Eita eita você me aceita?

 Eita eita, você me aceita?Serás o meu deleite se recebo seu aceite, posso enfim me saciar?

Você aceita preencher a vaga aberta?Parece ser a pessoa certa, você tem um olhar tão bonito acho que atende aos requisitos,não precisa ter pressa você tem a senha de meu coração quando quiser você acessa. Parecemos compatíveis podemos fazer juntos coisas incríveis, podemos flutuar no ar, sobrevoar o mar ou mesmo nos teletransportar, basta você aceitar, tens algo de paraíso viajo no seu sorriso,me perco no seu olhar.

Se quiser pegue minha mão sua presença já alegra meu coração,mas não tem jeito quero de sentir em meu peito,te abraçar, acariciar e inteira te beijar,mas não se assuste não se trata de embuste é o que sinto ao te ver. Se decidir aceitar a vaga receberá a paga em porções de carinho, de amor sem fim e sem pressa assim  suave e calminho, te cobrirei de carícias farei tantas delicias que irá entrar em loucura e será toda vez que quiser te farei minha mulher e não uma simples aventura.
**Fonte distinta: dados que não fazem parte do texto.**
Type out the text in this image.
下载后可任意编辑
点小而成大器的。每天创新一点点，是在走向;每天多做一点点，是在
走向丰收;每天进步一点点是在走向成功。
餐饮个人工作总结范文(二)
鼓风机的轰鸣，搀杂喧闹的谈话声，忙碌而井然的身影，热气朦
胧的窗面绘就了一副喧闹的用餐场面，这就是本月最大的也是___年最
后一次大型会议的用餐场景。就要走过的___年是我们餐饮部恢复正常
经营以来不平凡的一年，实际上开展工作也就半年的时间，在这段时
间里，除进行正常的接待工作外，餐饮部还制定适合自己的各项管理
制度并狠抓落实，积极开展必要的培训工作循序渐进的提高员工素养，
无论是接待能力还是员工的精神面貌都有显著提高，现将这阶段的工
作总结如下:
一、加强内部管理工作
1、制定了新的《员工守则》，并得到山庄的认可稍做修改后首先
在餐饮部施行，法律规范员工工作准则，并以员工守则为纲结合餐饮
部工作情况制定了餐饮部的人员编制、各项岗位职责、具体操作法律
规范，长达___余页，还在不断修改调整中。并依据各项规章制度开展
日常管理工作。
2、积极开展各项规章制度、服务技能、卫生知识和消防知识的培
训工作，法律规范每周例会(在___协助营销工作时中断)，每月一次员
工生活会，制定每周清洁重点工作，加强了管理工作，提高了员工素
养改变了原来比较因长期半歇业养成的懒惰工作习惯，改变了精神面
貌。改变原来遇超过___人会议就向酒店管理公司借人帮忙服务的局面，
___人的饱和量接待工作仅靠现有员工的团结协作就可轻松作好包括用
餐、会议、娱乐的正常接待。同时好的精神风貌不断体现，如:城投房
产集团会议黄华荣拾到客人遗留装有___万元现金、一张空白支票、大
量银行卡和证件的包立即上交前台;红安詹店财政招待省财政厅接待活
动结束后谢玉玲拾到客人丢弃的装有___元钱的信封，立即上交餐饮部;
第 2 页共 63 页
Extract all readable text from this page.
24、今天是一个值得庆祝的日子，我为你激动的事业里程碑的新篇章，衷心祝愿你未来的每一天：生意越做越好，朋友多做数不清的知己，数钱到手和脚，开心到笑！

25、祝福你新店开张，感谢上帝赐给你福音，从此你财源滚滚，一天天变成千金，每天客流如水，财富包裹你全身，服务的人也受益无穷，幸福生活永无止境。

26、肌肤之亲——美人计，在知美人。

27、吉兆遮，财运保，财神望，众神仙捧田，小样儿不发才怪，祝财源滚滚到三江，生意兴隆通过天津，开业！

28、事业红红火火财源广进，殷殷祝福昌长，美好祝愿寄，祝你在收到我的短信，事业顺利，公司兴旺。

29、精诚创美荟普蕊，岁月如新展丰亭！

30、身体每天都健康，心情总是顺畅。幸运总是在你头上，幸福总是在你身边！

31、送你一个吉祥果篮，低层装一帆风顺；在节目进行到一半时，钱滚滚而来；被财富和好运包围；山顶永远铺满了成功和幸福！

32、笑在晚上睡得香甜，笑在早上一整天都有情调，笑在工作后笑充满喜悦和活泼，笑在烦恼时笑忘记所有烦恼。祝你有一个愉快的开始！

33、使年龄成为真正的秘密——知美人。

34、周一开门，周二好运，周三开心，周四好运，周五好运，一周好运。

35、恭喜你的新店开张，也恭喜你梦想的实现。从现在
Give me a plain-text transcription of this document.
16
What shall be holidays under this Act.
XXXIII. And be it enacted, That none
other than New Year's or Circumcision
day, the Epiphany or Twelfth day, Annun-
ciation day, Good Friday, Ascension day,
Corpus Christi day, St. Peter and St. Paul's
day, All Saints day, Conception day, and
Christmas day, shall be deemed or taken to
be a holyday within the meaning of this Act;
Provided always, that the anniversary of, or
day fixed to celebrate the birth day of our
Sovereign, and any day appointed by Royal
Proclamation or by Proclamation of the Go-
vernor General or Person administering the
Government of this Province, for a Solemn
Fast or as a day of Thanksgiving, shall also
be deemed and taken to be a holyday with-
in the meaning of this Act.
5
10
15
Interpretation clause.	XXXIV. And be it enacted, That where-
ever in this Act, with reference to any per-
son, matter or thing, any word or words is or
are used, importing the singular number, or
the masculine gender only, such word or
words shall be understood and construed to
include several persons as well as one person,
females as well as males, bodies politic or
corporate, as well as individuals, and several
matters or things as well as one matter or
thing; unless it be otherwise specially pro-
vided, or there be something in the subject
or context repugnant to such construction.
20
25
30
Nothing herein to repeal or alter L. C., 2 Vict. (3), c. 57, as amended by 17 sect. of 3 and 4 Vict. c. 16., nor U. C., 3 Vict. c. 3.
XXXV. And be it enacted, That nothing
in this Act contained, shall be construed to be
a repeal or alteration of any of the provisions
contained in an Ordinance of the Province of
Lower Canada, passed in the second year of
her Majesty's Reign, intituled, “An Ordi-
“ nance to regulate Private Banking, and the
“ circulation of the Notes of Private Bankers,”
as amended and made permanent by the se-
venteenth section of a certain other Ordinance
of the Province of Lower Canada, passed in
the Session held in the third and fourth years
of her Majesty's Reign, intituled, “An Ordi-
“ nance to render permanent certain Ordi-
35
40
Mas é uma proposta apenas,uma intenção você já entrou a mora na parte mais nobre de meu coração, caso aceite será bem vinda, fará de minha vida um deleite oh! minha coisa linda dona de minha emoção.Não se sinta coagida nem sequer forçada vem de forma natural eu jamais me perdoaria se visse minha fantasia se transformar em algo banal. Vou te querer sempre mesmo que jamais me aceite vou viver esta  fantasia, com gana e alegria como se fosse a dois, será meu eterno deleite mesmo que me veja sozinho depois.

É!, é isso o que acontece com esse coração sem noção, vive inventando de se apaixonar não pode ver um sorriso bonito uma boca atraente ou um brilhante olhar, cuidado palavras dóceis são enfim requisitos para fazer a paixão brotar. E desta vez temos algo que não é volatilidade é mesmo a idade que pede para não vacilar, não temos tempo a perder ou a desperdiçar. Eita eita, você me aceita?  Serás o meu deleite se recebo o seu aceite, posso enfim me saciar?